A flash of lightning gave the men a brief glimpse of the water’s surface, which lay only a few yards above them.
“We can get out through the back windshield,” Bolan said. He turned to Grimaldi. “Think you can manage it?”
“I’ll sure as hell try,” Grimaldi said, coughing out the words.
Bolan went first. He drew in another breath, then dropped below the waterline and twisted his body so that when he kicked against the driver’s headrest he could propel himself through the windshield he’d shot out earlier. Once clear of the taxi, he extended his arms and swam to the surface. There, surrounded by floating bits of tumbleweed, he treaded water and fought the current as he looked around him. Uphill to his right was a small bridge spanning the arroyo. He spotted the section of guardrail they’d crashed through and, beyond that, the roadway and the flashing lights of what he assumed was a patrol car. His ears were clogged and a faint din resonated through his skull, but he could also hear the incessant wailing of a siren. By the time Kissinger and Grimaldi had rejoined him, two more sirens were competing with the peals of thunder. Bolan saw a squad car speed across the bridge, heading southward, while yet another cruiser was making its way down the incline leading away from the airport.

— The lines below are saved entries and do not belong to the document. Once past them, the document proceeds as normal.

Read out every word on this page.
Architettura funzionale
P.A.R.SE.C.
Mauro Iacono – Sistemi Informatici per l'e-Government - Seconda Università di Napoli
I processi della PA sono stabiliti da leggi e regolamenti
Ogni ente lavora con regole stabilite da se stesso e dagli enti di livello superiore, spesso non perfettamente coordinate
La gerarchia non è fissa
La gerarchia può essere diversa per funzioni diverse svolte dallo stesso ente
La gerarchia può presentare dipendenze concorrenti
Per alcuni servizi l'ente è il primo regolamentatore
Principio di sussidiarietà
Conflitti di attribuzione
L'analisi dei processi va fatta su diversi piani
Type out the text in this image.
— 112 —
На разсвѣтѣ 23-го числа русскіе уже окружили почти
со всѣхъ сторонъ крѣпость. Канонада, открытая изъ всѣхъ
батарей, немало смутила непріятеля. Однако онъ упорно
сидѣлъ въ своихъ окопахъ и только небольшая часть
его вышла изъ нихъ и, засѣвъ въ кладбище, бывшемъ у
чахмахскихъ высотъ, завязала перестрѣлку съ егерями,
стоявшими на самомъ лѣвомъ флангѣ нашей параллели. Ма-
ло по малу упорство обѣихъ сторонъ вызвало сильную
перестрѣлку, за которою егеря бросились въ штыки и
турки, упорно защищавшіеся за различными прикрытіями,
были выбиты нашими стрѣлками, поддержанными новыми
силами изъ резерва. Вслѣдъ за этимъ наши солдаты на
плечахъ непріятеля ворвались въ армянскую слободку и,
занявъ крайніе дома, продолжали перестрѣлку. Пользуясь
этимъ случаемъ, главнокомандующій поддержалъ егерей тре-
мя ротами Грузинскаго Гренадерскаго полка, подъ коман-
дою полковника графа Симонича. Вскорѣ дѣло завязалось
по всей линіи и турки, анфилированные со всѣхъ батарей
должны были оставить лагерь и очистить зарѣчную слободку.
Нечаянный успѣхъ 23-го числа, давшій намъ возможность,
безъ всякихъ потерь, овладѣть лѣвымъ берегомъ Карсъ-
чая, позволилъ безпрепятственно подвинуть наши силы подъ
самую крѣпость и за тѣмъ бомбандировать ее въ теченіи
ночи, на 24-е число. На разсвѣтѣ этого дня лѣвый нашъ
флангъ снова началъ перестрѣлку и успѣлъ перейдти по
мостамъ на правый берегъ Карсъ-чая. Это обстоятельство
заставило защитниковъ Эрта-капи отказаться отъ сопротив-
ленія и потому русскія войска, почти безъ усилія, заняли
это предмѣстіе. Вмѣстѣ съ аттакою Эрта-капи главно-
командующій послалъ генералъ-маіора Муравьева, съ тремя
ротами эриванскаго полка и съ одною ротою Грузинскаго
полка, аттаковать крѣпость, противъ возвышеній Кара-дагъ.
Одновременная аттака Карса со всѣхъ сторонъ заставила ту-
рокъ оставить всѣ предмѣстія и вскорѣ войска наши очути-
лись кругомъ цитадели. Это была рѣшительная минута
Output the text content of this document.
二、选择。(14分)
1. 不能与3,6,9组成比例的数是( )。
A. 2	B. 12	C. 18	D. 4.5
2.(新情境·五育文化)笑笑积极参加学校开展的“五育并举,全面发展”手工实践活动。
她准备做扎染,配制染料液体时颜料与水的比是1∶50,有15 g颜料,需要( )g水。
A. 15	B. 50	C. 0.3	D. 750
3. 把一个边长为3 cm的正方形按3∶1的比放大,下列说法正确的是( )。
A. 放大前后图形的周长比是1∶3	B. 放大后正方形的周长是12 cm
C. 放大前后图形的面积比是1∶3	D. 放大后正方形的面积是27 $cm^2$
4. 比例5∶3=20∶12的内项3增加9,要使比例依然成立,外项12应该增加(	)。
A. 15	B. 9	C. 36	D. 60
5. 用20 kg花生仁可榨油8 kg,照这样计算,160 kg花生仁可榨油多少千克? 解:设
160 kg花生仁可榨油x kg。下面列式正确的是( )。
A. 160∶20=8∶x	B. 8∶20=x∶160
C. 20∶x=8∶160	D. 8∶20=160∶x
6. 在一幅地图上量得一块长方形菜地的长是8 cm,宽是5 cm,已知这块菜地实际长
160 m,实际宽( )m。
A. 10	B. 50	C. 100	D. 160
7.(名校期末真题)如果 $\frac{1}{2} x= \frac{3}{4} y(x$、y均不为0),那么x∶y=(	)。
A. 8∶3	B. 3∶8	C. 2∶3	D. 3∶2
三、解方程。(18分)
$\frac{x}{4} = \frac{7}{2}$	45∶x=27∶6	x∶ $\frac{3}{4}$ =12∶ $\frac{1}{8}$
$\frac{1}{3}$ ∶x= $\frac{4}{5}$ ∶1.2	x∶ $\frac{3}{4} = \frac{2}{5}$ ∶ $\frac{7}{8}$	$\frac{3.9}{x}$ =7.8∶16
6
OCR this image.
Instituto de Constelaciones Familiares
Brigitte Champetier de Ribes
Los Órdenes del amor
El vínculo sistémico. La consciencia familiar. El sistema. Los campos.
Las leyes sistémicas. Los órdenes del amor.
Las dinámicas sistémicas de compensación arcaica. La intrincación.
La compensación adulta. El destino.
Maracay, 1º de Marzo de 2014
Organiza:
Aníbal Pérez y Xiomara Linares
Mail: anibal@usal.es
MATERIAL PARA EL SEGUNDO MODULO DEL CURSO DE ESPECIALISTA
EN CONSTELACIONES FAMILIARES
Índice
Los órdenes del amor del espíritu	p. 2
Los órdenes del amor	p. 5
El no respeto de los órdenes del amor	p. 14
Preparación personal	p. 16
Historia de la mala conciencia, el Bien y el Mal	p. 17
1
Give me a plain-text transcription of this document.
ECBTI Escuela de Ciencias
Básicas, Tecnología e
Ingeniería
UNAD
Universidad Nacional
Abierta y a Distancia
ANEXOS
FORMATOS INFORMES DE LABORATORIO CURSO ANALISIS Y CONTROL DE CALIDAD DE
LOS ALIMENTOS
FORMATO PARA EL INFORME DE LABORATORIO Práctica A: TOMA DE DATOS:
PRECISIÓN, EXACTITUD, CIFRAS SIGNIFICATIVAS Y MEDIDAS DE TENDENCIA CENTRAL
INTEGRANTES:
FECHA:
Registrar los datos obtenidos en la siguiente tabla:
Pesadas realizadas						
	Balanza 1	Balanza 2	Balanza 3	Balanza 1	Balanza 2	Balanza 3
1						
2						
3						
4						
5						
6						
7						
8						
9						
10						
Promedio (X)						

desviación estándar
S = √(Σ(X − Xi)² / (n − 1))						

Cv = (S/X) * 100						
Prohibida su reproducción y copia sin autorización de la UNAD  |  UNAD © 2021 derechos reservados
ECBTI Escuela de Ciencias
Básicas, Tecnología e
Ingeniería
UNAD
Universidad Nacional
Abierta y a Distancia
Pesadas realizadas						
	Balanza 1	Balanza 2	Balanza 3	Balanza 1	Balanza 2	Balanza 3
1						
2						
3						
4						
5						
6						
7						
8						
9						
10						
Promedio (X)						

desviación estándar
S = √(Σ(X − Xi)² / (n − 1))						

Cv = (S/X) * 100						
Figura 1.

“Cavalry to the rescue,” Kissinger muttered as he swam close to Bolan.
Rather than fight the current, the men conserved their strength and allowed the water to carry them away from the road. Slowly they made their way to the culvert’s edge. Bolan’s legs were going numb by the time he reached a point where he could touch bottom. He lumbered up out of the water and collapsed on the muddy embankment, exhausted. Kissinger and Grimaldi straggled ashore soon after, shivering in the rain.
“What now?” Grimaldi asked.
As if in response, the beam of a high-powered searchlight cut a swath through the darkness and fell on the men. Squinting, Bolan glanced uphill and traced the light to a squad car that had pulled to a stop near the break in the guardrail. Two officers had already begun to climb down the embankment, guns drawn. With their weapons still back in the taxi, the Executioner realized they were no longer in a position to give chase to Franklin Colt’s abductors, much less take them on.
“For now,” he told his colleagues, “it looks like we’re going to have to play ball with the locals.”